In particular, the inode_sb_list_del() function can be a performance
bottleneck when large applications with many threads and associated
inodes exit. With an exit microbenchmark that creates a large number
of threads, attachs many inodes to them and then exits. The runtimes
of that microbenchmark with 1000 threads before and after the patch
I've never seen sb inode list contention in typical workloads in
exit processing. Can you post the test script you are using?
I have posted it in one of my earlier email.

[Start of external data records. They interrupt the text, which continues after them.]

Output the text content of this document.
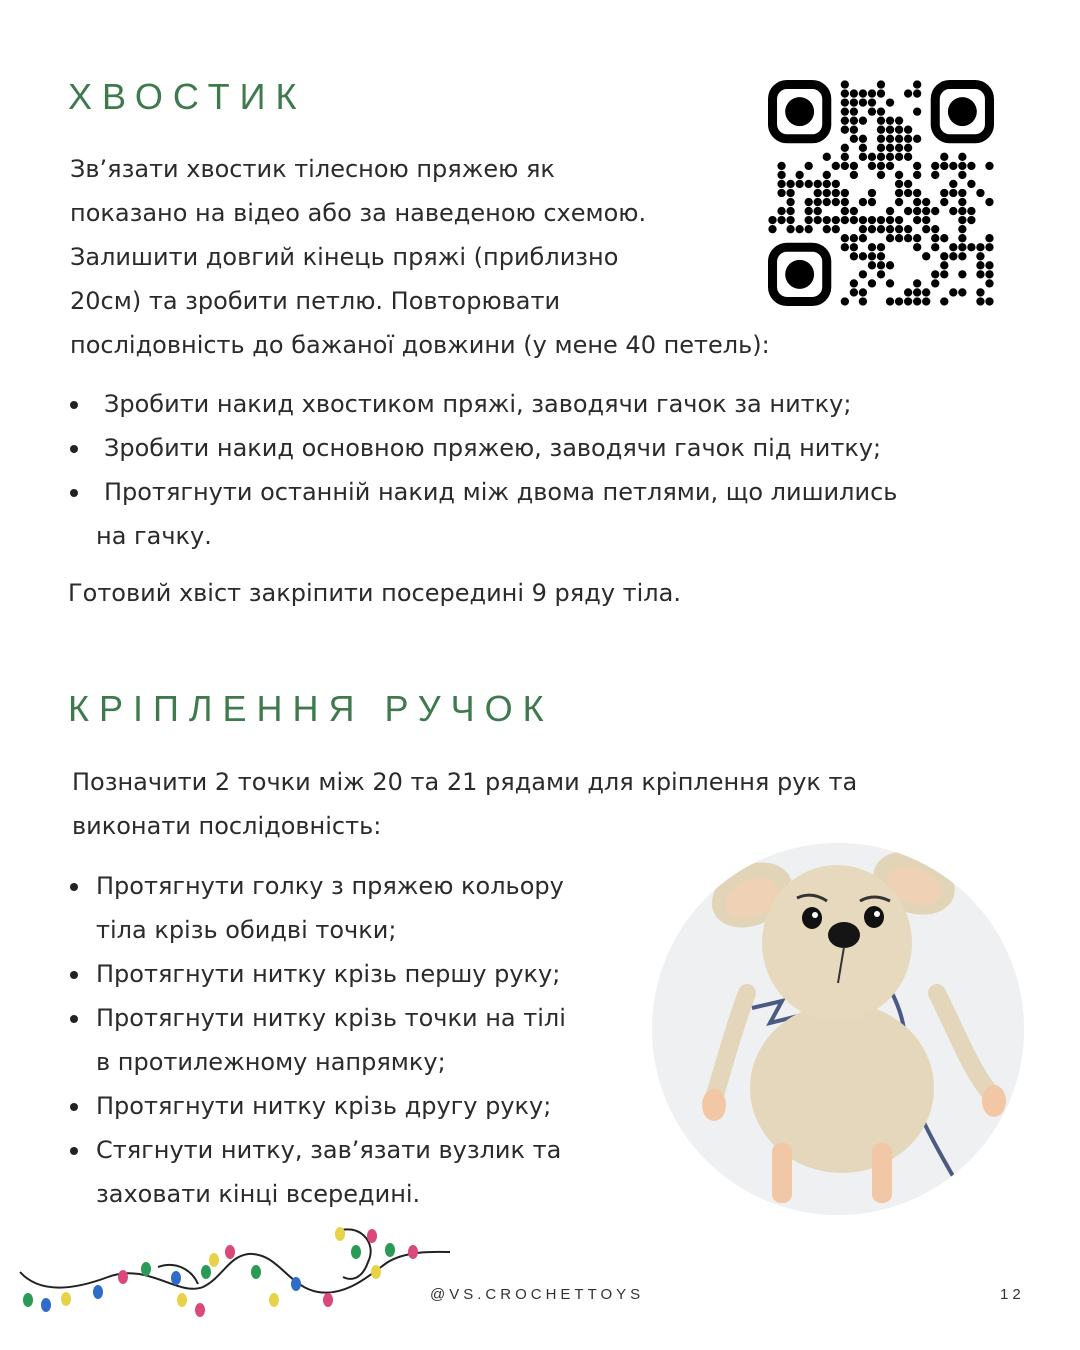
ХВОСТИК

Зв’язати хвостик тілесною пряжею як
показано на відео або за наведеною схемою.
Залишити довгий кінець пряжі (приблизно
20см) та зробити петлю. Повторювати
послідовність до бажаної довжини (у мене 40 петель):

Зробити накид хвостиком пряжі, заводячи гачок за нитку;
Зробити накид основною пряжею, заводячи гачок під нитку;
Протягнути останній накид між двома петлями, що лишились
на гачку.

Готовий хвіст закріпити посередині 9 ряду тіла.

КРІПЛЕННЯ РУЧОК

Позначити 2 точки між 20 та 21 рядами для кріплення рук та
виконати послідовність:

Протягнути голку з пряжею кольору
тіла крізь обидві точки;
Протягнути нитку крізь першу руку;
Протягнути нитку крізь точки на тілі
в протилежному напрямку;
Протягнути нитку крізь другу руку;
Стягнути нитку, зав’язати вузлик та
заховати кінці всередині.

@VS.CROCHETTOYS	12
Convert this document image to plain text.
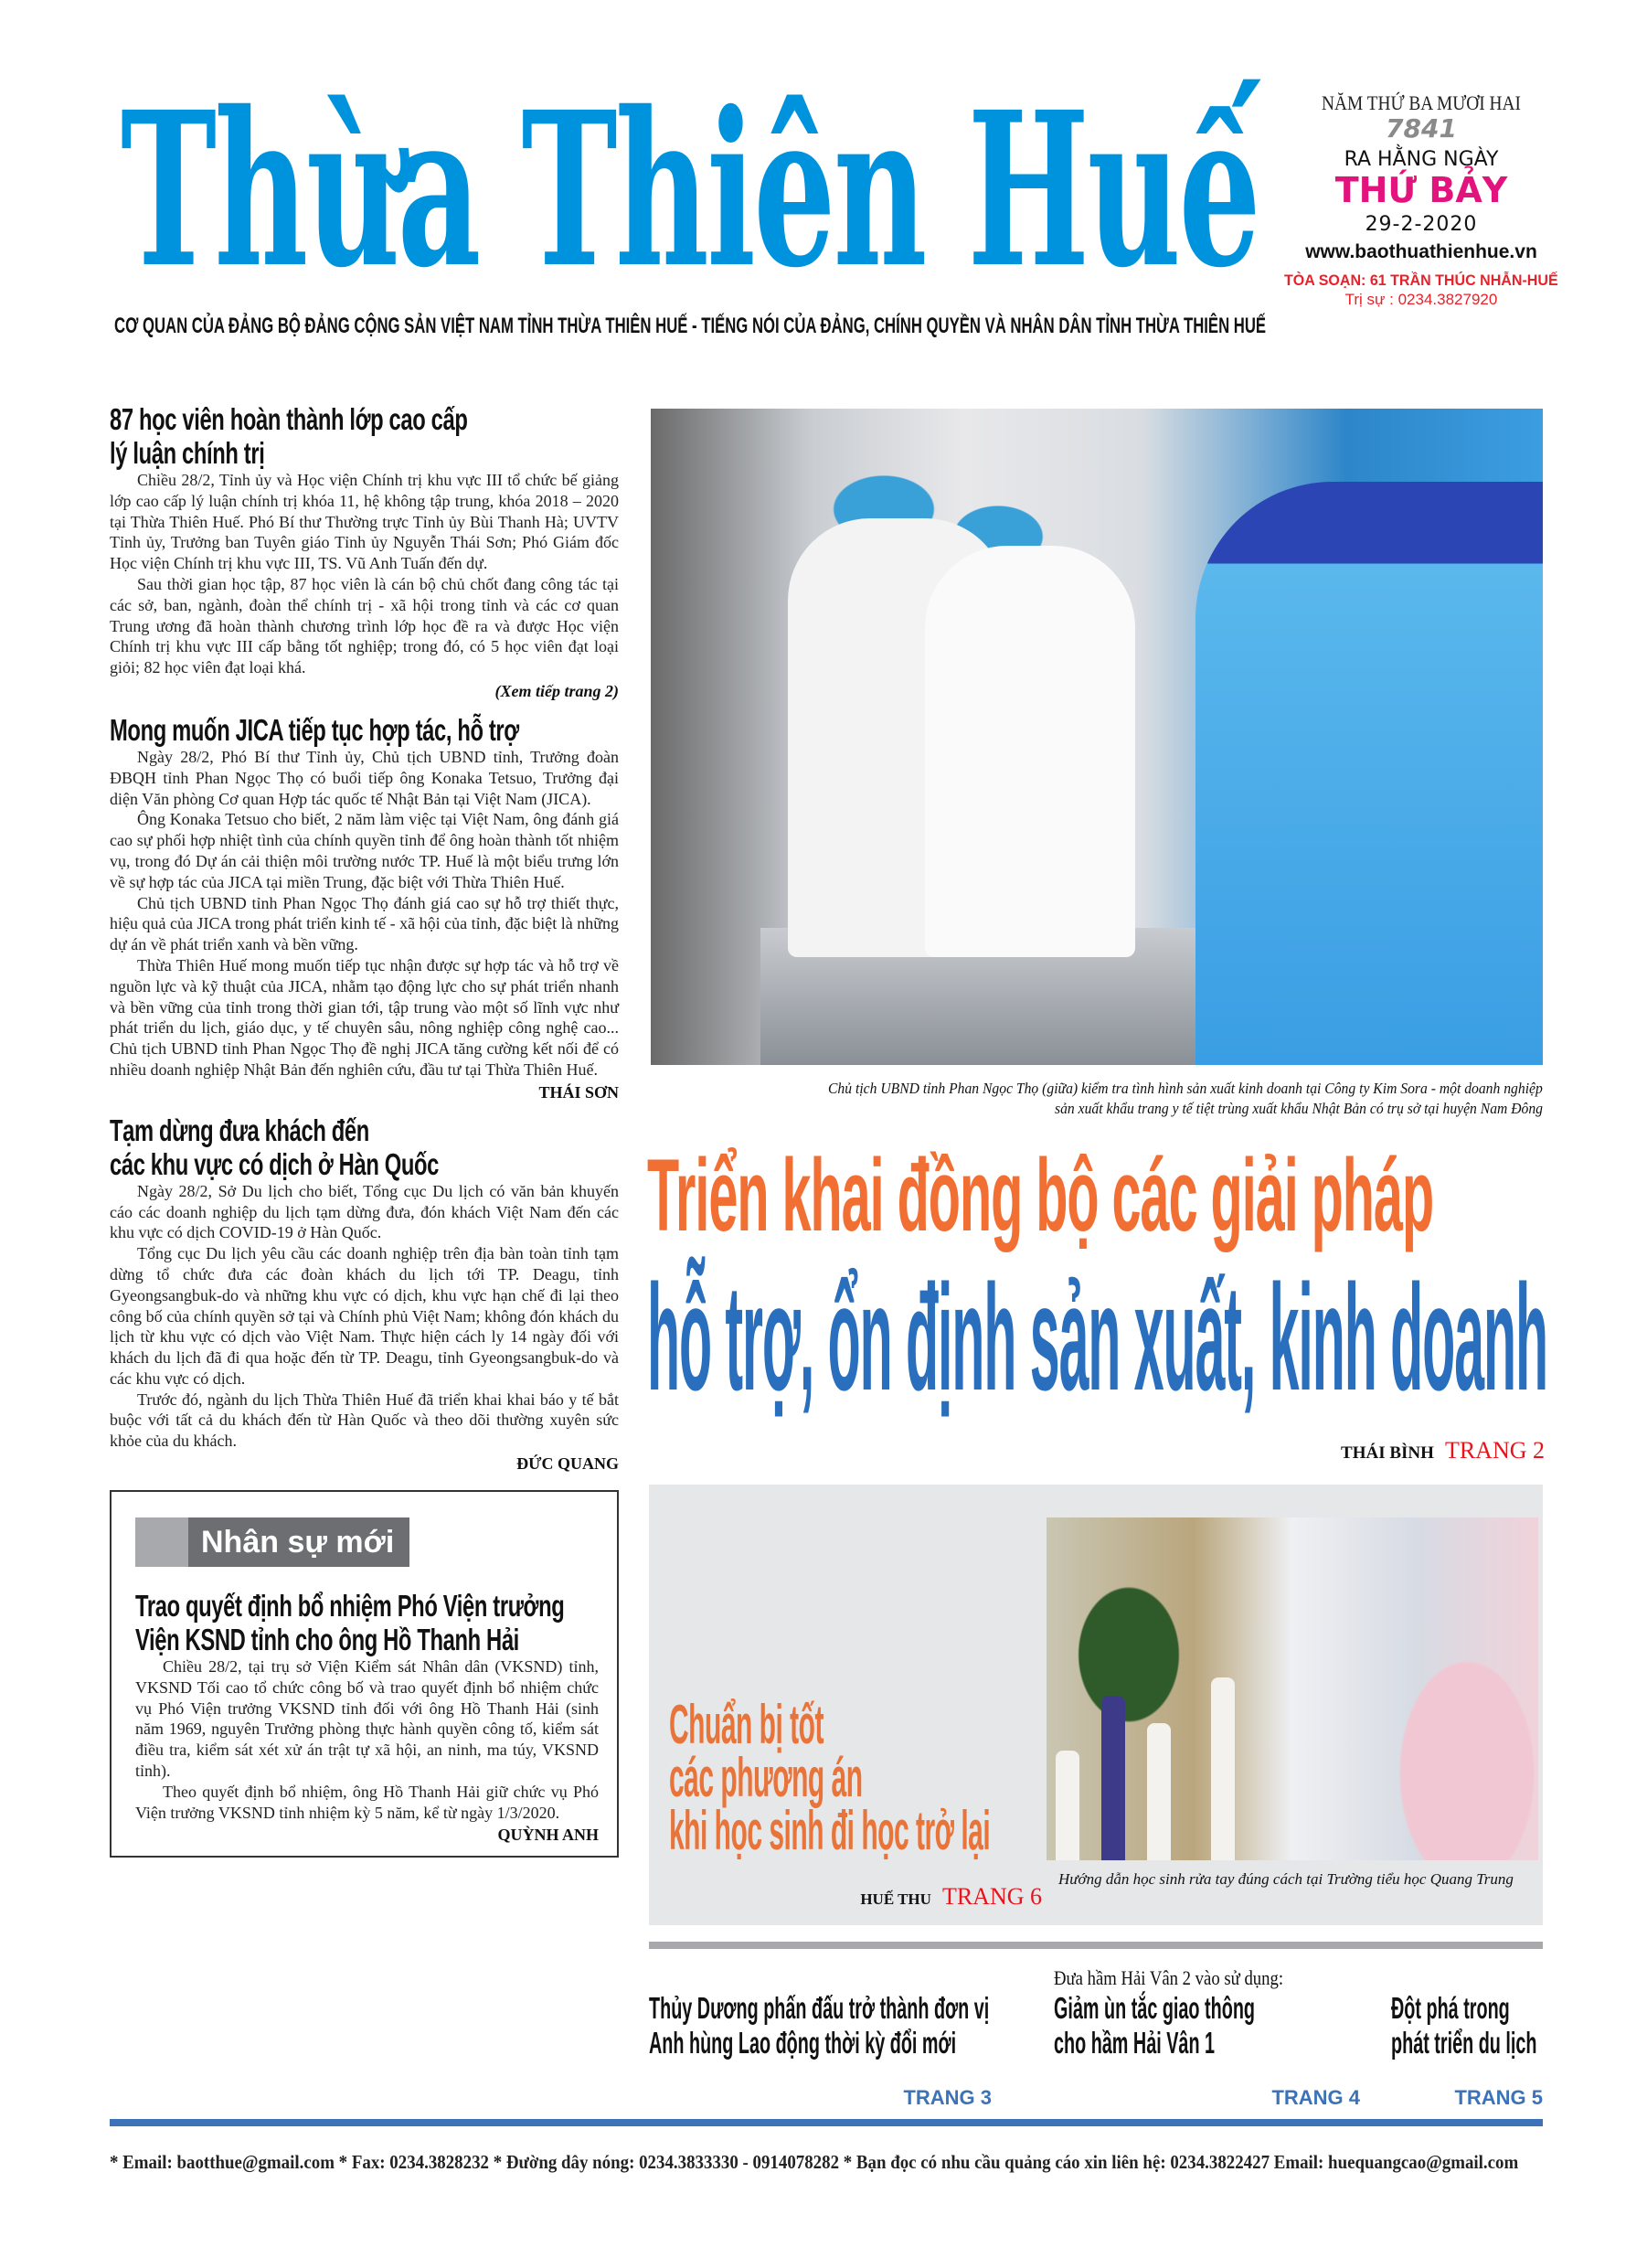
Thừa Thiên Huế	NĂM THỨ BA MƯƠI HAI
7841
RA HẰNG NGÀY
THỨ BẢY
29-2-2020
www.baothuathienhue.vn
TÒA SOẠN: 61 TRẦN THÚC NHẪN-HUẾ
Trị sự : 0234.3827920
CƠ QUAN CỦA ĐẢNG BỘ ĐẢNG CỘNG SẢN VIỆT NAM TỈNH THỪA THIÊN HUẾ - TIẾNG NÓI CỦA ĐẢNG, CHÍNH QUYỀN VÀ NHÂN DÂN TỈNH THỪA THIÊN HUẾ
87 học viên hoàn thành lớp cao cấp
lý luận chính trị

Chiều 28/2, Tỉnh ủy và Học viện Chính trị khu vực III tổ chức bế giảng lớp cao cấp lý luận chính trị khóa 11, hệ không tập trung, khóa 2018 – 2020 tại Thừa Thiên Huế. Phó Bí thư Thường trực Tỉnh ủy Bùi Thanh Hà; UVTV Tỉnh ủy, Trưởng ban Tuyên giáo Tỉnh ủy Nguyễn Thái Sơn; Phó Giám đốc Học viện Chính trị khu vực III, TS. Vũ Anh Tuấn đến dự.

Sau thời gian học tập, 87 học viên là cán bộ chủ chốt đang công tác tại các sở, ban, ngành, đoàn thể chính trị - xã hội trong tỉnh và các cơ quan Trung ương đã hoàn thành chương trình lớp học đề ra và được Học viện Chính trị khu vực III cấp bằng tốt nghiệp; trong đó, có 5 học viên đạt loại giỏi; 82 học viên đạt loại khá.

(Xem tiếp trang 2)
Mong muốn JICA tiếp tục hợp tác, hỗ trợ

Ngày 28/2, Phó Bí thư Tỉnh ủy, Chủ tịch UBND tỉnh, Trưởng đoàn ĐBQH tỉnh Phan Ngọc Thọ có buổi tiếp ông Konaka Tetsuo, Trưởng đại diện Văn phòng Cơ quan Hợp tác quốc tế Nhật Bản tại Việt Nam (JICA).

Ông Konaka Tetsuo cho biết, 2 năm làm việc tại Việt Nam, ông đánh giá cao sự phối hợp nhiệt tình của chính quyền tỉnh để ông hoàn thành tốt nhiệm vụ, trong đó Dự án cải thiện môi trường nước TP. Huế là một biểu trưng lớn về sự hợp tác của JICA tại miền Trung, đặc biệt với Thừa Thiên Huế.

Chủ tịch UBND tỉnh Phan Ngọc Thọ đánh giá cao sự hỗ trợ thiết thực, hiệu quả của JICA trong phát triển kinh tế - xã hội của tỉnh, đặc biệt là những dự án về phát triển xanh và bền vững.

Thừa Thiên Huế mong muốn tiếp tục nhận được sự hợp tác và hỗ trợ về nguồn lực và kỹ thuật của JICA, nhằm tạo động lực cho sự phát triển nhanh và bền vững của tỉnh trong thời gian tới, tập trung vào một số lĩnh vực như phát triển du lịch, giáo dục, y tế chuyên sâu, nông nghiệp công nghệ cao... Chủ tịch UBND tỉnh Phan Ngọc Thọ đề nghị JICA tăng cường kết nối để có nhiều doanh nghiệp Nhật Bản đến nghiên cứu, đầu tư tại Thừa Thiên Huế.

THÁI SƠN
Tạm dừng đưa khách đến
các khu vực có dịch ở Hàn Quốc

Ngày 28/2, Sở Du lịch cho biết, Tổng cục Du lịch có văn bản khuyến cáo các doanh nghiệp du lịch tạm dừng đưa, đón khách Việt Nam đến các khu vực có dịch COVID-19 ở Hàn Quốc.

Tổng cục Du lịch yêu cầu các doanh nghiệp trên địa bàn toàn tỉnh tạm dừng tổ chức đưa các đoàn khách du lịch tới TP. Deagu, tỉnh Gyeongsangbuk-do và những khu vực có dịch, khu vực hạn chế đi lại theo công bố của chính quyền sở tại và Chính phủ Việt Nam; không đón khách du lịch từ khu vực có dịch vào Việt Nam. Thực hiện cách ly 14 ngày đối với khách du lịch đã đi qua hoặc đến từ TP. Deagu, tỉnh Gyeongsangbuk-do và các khu vực có dịch.

Trước đó, ngành du lịch Thừa Thiên Huế đã triển khai khai báo y tế bắt buộc với tất cả du khách đến từ Hàn Quốc và theo dõi thường xuyên sức khỏe của du khách.

ĐỨC QUANG
Nhân sự mới
Trao quyết định bổ nhiệm Phó Viện trưởng
Viện KSND tỉnh cho ông Hồ Thanh Hải

Chiều 28/2, tại trụ sở Viện Kiểm sát Nhân dân (VKSND) tỉnh, VKSND Tối cao tổ chức công bố và trao quyết định bổ nhiệm chức vụ Phó Viện trưởng VKSND tỉnh đối với ông Hồ Thanh Hải (sinh năm 1969, nguyên Trưởng phòng thực hành quyền công tố, kiểm sát điều tra, kiểm sát xét xử án trật tự xã hội, an ninh, ma túy, VKSND tỉnh).

Theo quyết định bổ nhiệm, ông Hồ Thanh Hải giữ chức vụ Phó Viện trưởng VKSND tỉnh nhiệm kỳ 5 năm, kể từ ngày 1/3/2020.

QUỲNH ANH
Chủ tịch UBND tỉnh Phan Ngọc Thọ (giữa) kiểm tra tình hình sản xuất kinh doanh tại Công ty Kim Sora - một doanh nghiệp
sản xuất khẩu trang y tế tiệt trùng xuất khẩu Nhật Bản có trụ sở tại huyện Nam Đông
Triển khai đồng bộ các giải pháp
hỗ trợ, ổn định sản xuất, kinh doanh
THÁI BÌNH TRANG 2
Chuẩn bị tốt
các phương án
khi học sinh đi học trở lại
HUẾ THU TRANG 6
Hướng dẫn học sinh rửa tay đúng cách tại Trường tiểu học Quang Trung
Thủy Dương phấn đấu trở thành đơn vị
Anh hùng Lao động thời kỳ đổi mới
TRANG 3
Đưa hầm Hải Vân 2 vào sử dụng:
Giảm ùn tắc giao thông
cho hầm Hải Vân 1
TRANG 4
Đột phá trong
phát triển du lịch
TRANG 5
* Email: baotthue@gmail.com * Fax: 0234.3828232 * Đường dây nóng: 0234.3833330 - 0914078282 * Bạn đọc có nhu cầu quảng cáo xin liên hệ: 0234.3822427 Email: huequangcao@gmail.com
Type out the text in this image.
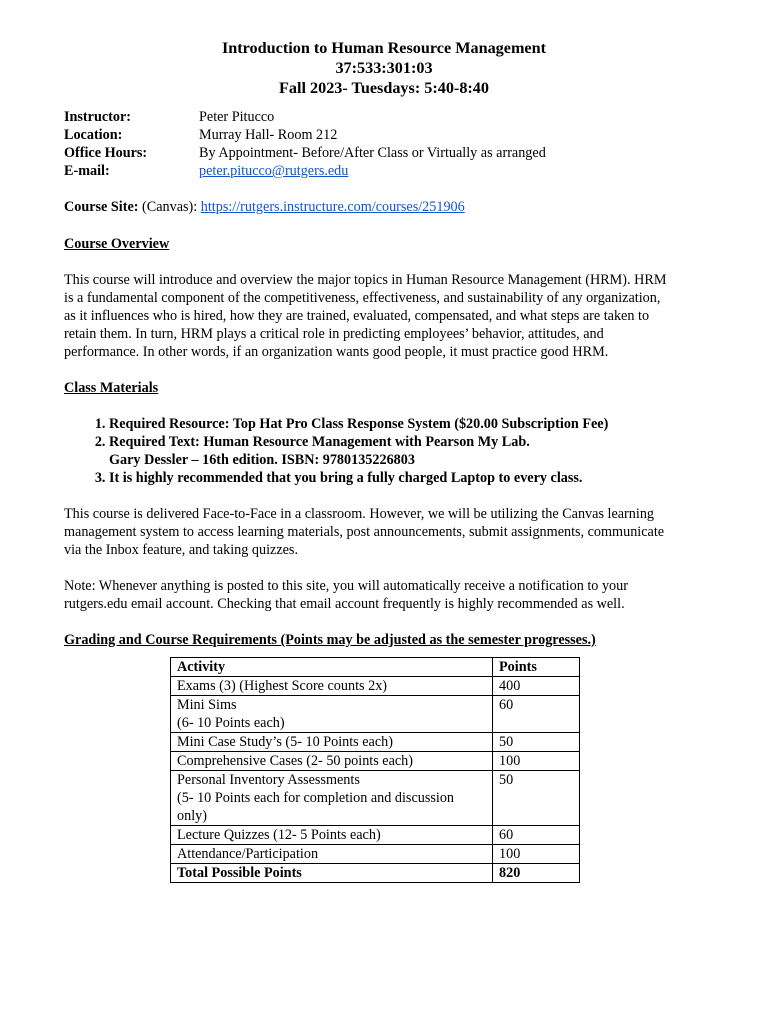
Introduction to Human Resource Management
37:533:301:03
Fall 2023- Tuesdays: 5:40-8:40
Instructor:	Peter Pitucco
Location:	Murray Hall- Room 212
Office Hours:	By Appointment- Before/After Class or Virtually as arranged
E-mail:	peter.pitucco@rutgers.edu
Course Site: (Canvas): https://rutgers.instructure.com/courses/251906
Course Overview
This course will introduce and overview the major topics in Human Resource Management (HRM). HRM
is a fundamental component of the competitiveness, effectiveness, and sustainability of any organization,
as it influences who is hired, how they are trained, evaluated, compensated, and what steps are taken to
retain them. In turn, HRM plays a critical role in predicting employees’ behavior, attitudes, and
performance. In other words, if an organization wants good people, it must practice good HRM.
Class Materials
1. Required Resource: Top Hat Pro Class Response System ($20.00 Subscription Fee)
2. Required Text: Human Resource Management with Pearson My Lab.
Gary Dessler – 16th edition. ISBN: 9780135226803
3. It is highly recommended that you bring a fully charged Laptop to every class.
This course is delivered Face-to-Face in a classroom. However, we will be utilizing the Canvas learning
management system to access learning materials, post announcements, submit assignments, communicate
via the Inbox feature, and taking quizzes.
Note: Whenever anything is posted to this site, you will automatically receive a notification to your
rutgers.edu email account. Checking that email account frequently is highly recommended as well.
Grading and Course Requirements (Points may be adjusted as the semester progresses.)
Activity	Points

Exams (3) (Highest Score counts 2x)	400

Mini Sims
(6- 10 Points each)	60

Mini Case Study’s (5- 10 Points each)	50

Comprehensive Cases (2- 50 points each)	100

Personal Inventory Assessments
(5- 10 Points each for completion and discussion
only)	50

Lecture Quizzes (12- 5 Points each)	60

Attendance/Participation	100
Total Possible Points	820
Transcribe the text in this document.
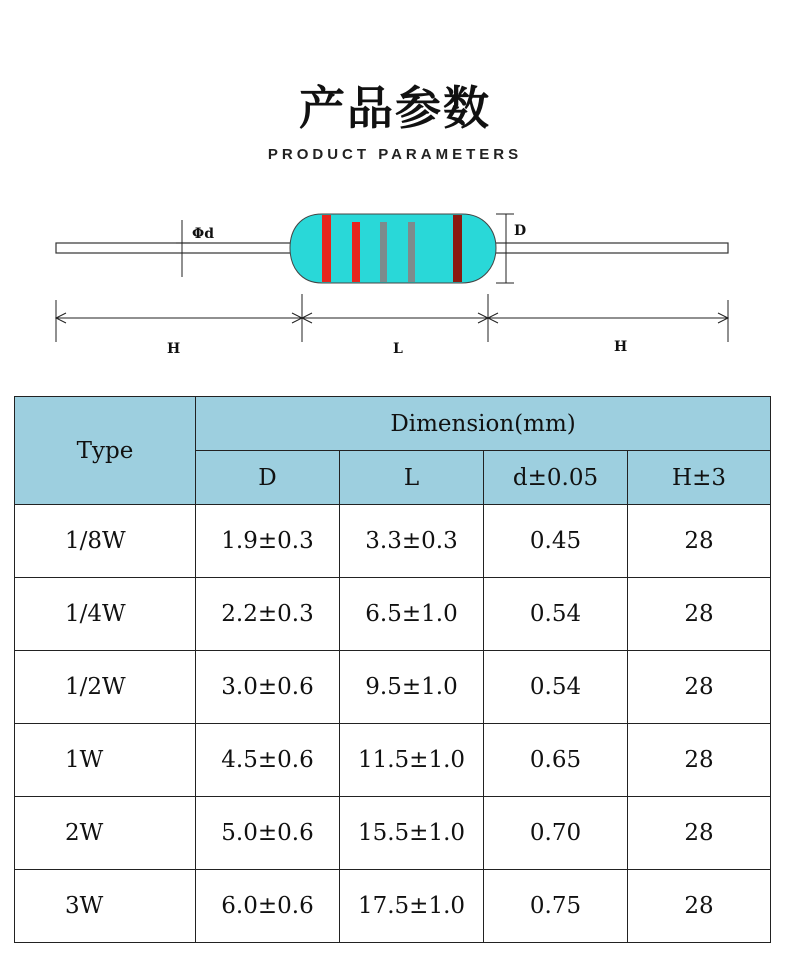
产品参数
PRODUCT PARAMETERS
Φd	D
H	L	H
Type	Dimension(mm)			
	D	L	d±0.05	H±3
1/8W	1.9±0.3	3.3±0.3	0.45	28
1/4W	2.2±0.3	6.5±1.0	0.54	28
1/2W	3.0±0.6	9.5±1.0	0.54	28
1W	4.5±0.6	11.5±1.0	0.65	28
2W	5.0±0.6	15.5±1.0	0.70	28
3W	6.0±0.6	17.5±1.0	0.75	28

The inode sb list contention I usually often than not, it's
workloads that turn over the inode cache quickly (i.e. instantiating
lots of inodes through concurrent directory traversal or create
workloads). These are often latency sensitive, so I'm wondering what
the effect of spinning waiting for batch processing on every
contended add is going to do to lookup performance...
I think the batch processor will get higher latency, but the other will
see a shorter one. If each CPU has a more or less chance to become the
batch processor, the overall impact to system performance should not be
that significatn.
on a 4-socket Intel E7-4820 v3 system (48 cores, 96 threads) were
as follows:
Kernel Elapsed Time System Time
------ ------------ -----------
Vanilla 4.4 65.29s 82m14s
Patched 4.4 45.69s 49m44s
I wonder if you'd get the same results on such a benchmark simply by
making the spin lock a mutex, thereby reducing the number of CPUs
spinning on a single lock cacheline at any one point in time.
Certainly the system time will plummet....
I don't think it is a good idea to use mutex as we can't sleep.
The elapsed time and the reported system time were reduced by 30%
and 40% respectively.
Signed-off-by: Waiman Long<Waiman.Long@xxxxxxx>
---
fs/inode.c | 13 +++++--------
fs/super.c | 1 +
include/linux/fs.h | 2 ++
3 files changed, 8 insertions(+), 8 deletions(-)
diff --git a/fs/inode.c b/fs/inode.c
index 9f62db3..870de8c 100644
--- a/fs/inode.c
+++ b/fs/inode.c
@@ -424,19 +424,16 @@ static void inode_lru_list_del(struct inode *inode)
*/
void inode_sb_list_add(struct inode *inode)
{
- spin_lock(&inode->i_sb->s_inode_list_lock);
- list_add(&inode->i_sb_list,&inode->i_sb->s_inodes);
- spin_unlock(&inode->i_sb->s_inode_list_lock);
+ do_list_batch(&inode->i_sb->s_inode_list_lock, lb_cmd_add,
+ &inode->i_sb->s_list_batch,&inode->i_sb_list);
I don't like the API. This should simply be:
void inode_sb_list_add(struct inode *inode)
{
list_batch_add(&inode->i_sb_list,&inode->i_sb->s_inodes);
}
void inode_sb_list_del(struct inode *inode)
{
list_batch_del(&inode->i_sb_list,&inode->i_sb->s_inodes);
}
And all the locks, lists and batch commands are internal to the
struct list_batch and the API implementation.
Points taken. I will update the patch to do that. Thanks for the review.